I’ve also noticed a lot of arrogance coming at detrans women whenever we might attempt to correct a misconception–really often we’ll get told we just don’t understand ourselves or we are in denial. Pretty patronizing. And it only happens when we try to add any nuance to a conversation or deviate from the “script” of thought-stopping cliches. As long as we’re being mouthpieces of the cliches, these kinds of accusations are notably absent…so, that is transparent as hell and it sure is not respect.

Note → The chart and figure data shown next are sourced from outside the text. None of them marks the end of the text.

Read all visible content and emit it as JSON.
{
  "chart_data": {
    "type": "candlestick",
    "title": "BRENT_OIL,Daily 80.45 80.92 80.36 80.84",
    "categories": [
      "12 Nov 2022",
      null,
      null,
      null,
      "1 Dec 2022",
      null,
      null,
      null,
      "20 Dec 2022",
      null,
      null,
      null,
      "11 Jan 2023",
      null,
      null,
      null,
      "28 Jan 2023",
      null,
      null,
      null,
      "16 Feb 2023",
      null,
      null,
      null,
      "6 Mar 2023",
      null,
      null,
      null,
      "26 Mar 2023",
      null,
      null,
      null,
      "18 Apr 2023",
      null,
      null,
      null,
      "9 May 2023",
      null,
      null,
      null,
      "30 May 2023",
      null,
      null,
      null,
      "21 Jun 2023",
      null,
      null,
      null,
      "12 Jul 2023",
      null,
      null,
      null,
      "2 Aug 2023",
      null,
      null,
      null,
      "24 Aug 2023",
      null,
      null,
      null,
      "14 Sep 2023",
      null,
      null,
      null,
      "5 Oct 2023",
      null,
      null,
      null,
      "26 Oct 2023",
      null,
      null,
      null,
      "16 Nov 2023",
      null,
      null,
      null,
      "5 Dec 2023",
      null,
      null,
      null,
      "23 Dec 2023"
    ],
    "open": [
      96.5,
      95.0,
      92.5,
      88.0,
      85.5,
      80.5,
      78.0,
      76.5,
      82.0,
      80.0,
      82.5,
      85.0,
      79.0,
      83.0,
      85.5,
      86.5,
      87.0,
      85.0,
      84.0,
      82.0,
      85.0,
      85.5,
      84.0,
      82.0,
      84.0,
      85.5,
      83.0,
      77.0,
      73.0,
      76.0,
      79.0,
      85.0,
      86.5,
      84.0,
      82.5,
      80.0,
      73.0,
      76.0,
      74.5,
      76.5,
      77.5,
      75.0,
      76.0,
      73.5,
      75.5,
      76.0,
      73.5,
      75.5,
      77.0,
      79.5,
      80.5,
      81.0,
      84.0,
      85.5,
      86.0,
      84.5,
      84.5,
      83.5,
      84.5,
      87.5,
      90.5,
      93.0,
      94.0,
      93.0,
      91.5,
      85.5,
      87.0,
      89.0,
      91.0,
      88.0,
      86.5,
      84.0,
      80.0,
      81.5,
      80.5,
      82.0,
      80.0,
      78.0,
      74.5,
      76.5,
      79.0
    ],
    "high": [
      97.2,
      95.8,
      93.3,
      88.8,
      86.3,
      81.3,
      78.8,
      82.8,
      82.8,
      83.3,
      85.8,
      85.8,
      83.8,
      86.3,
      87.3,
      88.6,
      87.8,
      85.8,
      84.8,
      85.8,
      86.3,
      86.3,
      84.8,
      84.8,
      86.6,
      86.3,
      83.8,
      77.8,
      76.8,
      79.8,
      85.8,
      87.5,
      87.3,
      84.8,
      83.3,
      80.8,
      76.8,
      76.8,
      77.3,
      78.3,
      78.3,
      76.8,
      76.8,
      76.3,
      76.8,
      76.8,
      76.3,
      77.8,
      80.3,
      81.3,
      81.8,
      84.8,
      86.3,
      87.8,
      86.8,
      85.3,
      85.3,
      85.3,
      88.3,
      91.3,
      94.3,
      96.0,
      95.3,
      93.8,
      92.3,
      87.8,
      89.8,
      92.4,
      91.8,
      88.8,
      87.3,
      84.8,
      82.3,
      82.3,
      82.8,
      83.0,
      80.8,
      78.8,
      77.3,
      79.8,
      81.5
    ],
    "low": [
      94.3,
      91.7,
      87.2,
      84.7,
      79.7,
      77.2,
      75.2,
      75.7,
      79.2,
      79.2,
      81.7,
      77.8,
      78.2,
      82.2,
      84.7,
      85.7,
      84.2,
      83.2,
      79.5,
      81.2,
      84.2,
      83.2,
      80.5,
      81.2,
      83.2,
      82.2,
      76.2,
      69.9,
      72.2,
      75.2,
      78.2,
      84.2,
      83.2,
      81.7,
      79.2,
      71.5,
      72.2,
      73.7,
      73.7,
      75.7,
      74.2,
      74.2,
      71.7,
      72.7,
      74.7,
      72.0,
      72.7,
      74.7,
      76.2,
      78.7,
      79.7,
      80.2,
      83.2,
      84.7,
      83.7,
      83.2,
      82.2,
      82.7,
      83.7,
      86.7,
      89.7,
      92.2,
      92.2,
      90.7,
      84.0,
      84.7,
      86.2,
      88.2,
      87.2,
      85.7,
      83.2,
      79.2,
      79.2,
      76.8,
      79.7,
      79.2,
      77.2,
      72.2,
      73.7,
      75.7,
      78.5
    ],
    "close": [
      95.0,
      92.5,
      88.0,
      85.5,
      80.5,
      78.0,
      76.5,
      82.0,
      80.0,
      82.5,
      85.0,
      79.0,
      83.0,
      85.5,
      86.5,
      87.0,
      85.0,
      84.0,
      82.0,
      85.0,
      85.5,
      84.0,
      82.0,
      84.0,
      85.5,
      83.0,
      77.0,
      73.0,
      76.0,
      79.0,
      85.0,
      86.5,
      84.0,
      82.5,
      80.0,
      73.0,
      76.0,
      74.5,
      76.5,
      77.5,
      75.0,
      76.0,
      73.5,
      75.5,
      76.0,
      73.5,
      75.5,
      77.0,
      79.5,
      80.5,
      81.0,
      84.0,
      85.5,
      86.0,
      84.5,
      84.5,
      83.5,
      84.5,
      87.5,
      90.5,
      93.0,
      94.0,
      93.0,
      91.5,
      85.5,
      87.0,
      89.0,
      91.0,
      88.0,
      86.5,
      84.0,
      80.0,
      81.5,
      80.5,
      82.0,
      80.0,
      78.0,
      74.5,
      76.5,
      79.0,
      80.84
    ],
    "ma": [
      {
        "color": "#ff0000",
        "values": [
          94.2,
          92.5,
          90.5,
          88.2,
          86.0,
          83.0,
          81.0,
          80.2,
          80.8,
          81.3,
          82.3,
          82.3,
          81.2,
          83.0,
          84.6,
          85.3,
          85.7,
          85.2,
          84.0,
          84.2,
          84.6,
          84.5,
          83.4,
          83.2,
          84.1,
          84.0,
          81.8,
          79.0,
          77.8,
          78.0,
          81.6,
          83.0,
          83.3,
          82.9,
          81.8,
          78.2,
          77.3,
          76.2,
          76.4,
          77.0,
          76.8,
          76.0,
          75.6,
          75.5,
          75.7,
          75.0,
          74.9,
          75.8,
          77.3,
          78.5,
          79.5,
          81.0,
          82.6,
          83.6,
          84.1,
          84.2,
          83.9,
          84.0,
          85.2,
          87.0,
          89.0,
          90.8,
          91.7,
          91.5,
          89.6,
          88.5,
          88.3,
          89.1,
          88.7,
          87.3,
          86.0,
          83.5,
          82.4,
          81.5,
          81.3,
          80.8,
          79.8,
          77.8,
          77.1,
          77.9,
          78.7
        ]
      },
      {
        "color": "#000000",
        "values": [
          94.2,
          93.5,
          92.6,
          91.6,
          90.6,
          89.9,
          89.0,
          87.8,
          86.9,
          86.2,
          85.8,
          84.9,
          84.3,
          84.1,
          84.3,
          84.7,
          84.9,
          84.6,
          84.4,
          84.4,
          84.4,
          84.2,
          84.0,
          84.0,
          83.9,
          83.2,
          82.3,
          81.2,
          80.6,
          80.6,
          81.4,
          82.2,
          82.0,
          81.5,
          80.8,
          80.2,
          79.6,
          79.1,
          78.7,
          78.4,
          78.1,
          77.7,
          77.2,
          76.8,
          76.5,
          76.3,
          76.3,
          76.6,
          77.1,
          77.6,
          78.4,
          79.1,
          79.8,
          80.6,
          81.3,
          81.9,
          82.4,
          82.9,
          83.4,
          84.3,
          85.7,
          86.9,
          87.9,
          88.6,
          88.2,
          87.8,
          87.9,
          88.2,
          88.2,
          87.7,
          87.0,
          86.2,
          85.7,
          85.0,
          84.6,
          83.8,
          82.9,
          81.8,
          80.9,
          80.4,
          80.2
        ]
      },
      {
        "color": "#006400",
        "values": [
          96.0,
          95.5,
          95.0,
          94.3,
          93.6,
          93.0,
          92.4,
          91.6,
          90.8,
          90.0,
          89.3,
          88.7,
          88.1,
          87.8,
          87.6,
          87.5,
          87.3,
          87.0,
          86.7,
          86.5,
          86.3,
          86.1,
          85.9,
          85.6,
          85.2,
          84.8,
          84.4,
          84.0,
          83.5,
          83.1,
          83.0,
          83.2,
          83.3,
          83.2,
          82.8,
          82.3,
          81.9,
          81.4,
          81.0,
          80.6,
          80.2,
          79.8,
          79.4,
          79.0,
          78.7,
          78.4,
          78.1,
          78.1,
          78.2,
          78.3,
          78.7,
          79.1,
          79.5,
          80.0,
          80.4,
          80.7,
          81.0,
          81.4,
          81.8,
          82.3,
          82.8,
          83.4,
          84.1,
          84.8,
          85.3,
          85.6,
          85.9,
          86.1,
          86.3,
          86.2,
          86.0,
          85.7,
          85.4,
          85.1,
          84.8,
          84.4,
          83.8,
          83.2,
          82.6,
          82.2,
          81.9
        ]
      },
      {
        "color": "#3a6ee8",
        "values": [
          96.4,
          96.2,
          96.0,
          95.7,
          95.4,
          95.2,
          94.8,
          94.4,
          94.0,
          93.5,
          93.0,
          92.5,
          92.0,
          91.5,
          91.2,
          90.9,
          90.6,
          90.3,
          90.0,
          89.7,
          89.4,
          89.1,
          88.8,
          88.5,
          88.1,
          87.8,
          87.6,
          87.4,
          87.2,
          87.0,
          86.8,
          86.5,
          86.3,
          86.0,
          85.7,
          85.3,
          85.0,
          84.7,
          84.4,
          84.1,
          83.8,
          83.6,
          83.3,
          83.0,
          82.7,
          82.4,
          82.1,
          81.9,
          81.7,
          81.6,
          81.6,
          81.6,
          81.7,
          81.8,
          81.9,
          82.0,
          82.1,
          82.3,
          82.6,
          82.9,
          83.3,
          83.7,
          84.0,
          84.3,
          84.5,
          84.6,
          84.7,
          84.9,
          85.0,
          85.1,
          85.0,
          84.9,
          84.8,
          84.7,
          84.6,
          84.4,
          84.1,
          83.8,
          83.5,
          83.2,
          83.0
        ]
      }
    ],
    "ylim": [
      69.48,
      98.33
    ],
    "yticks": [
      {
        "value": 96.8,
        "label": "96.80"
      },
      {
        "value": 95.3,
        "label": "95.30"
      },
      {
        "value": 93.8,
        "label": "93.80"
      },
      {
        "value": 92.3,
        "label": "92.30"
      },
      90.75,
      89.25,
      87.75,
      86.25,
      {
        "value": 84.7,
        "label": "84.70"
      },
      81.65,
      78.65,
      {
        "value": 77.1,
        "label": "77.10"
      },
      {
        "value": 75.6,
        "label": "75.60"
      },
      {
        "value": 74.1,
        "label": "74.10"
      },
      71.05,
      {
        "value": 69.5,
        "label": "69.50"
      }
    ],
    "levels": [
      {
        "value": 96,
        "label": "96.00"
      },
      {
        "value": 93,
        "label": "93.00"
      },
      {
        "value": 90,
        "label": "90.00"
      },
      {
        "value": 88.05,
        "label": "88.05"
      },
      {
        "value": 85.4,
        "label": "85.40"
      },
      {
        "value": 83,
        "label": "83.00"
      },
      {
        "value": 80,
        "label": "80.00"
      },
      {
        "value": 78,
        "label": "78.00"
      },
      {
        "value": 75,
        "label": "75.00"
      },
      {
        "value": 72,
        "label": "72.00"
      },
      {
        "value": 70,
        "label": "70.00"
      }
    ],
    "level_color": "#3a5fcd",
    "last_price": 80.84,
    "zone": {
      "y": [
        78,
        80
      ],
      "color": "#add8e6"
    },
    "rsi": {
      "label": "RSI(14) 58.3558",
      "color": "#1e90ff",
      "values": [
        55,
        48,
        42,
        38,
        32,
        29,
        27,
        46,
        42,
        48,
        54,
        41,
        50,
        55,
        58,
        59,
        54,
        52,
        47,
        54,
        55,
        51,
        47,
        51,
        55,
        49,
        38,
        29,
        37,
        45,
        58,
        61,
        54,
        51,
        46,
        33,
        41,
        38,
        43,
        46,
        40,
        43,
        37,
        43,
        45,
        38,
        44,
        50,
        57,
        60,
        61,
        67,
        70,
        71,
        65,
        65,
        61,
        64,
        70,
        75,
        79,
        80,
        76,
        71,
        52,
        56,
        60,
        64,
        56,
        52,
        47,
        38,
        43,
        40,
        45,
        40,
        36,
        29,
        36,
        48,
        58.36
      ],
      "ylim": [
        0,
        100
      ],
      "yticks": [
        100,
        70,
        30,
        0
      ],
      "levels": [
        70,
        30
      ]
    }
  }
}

There’s also the tendency among some self-identifying “gcs/radfems” to claim they can always tell who is male or female and bizarre ideas about what constitutes “male traits.” Like. You’re going to be more accurate if you are looking for sexed traits, not gender markers, but some people really are ambiguous, and especially now that we’re bio-hacking sexed traits–you just cannot always tell sex based on appearance. Some of us pass successfully. Yes, really. I am confident that I have a way higher accuracy in reading ambiguous people’s sex than average, but I cannot “always tell” either. So I know these clearly clueless people definitely can’t.
Now that I’m listing peeves, it’d be nice if people would stop acting like “therapy” is some magical solution we were all cruelly deprived of, that would absolutely have “saved” us if only we’d had access–rather than realizing that the DSM and its priests have always been part of the pathologizing/normalizing context that created our conditions in the first place. Like, I also think there is a problem with hormone dispensaries having zero standards of care in practice, and I’m not denying the usefulness of therapy to some people under some circumstances and for some purposes–but the assumption that it is The Answer to trans/detrans issues and represents our “salvation” is way, way off the mark. Social/cultural/economic/political problems are not solved in the psyche of the stigmatized person.
All this kind of stuff has leaked offline at this point, but a whole lot of these issues are created or made worse by an online context–I’d strongly encourage you to build offline radical feminist community and organizing bodies. Refuse any right wing connections–keep it absolutely autonomous and female-focused. Not just what you resist, but what you stand FOR. Probably the single most important thing you can do is to resist right wing infiltration/co-optation and try to help repair the damage it has caused. And don’t contribute to the weird, fundamentalist behavior I described, the trollish targeting of groups of women, replete with thought terminating cliches and zealotry–which made fertile ground for that kind of infiltration in the first place.
I hope this helps. I appreciate your question.
Notes:
1. The limitations and expectations framing comes from Nedra Johnson’s lyrics in her song August Moon.
2. “Acceptable female targets”-my thinking on this phenomenon was deeply informed by the writing of former tumblrer lavenderjanestrikesback.
3. “Token torturer”-this concept comes from Mary Daly, Gyn/Ecology.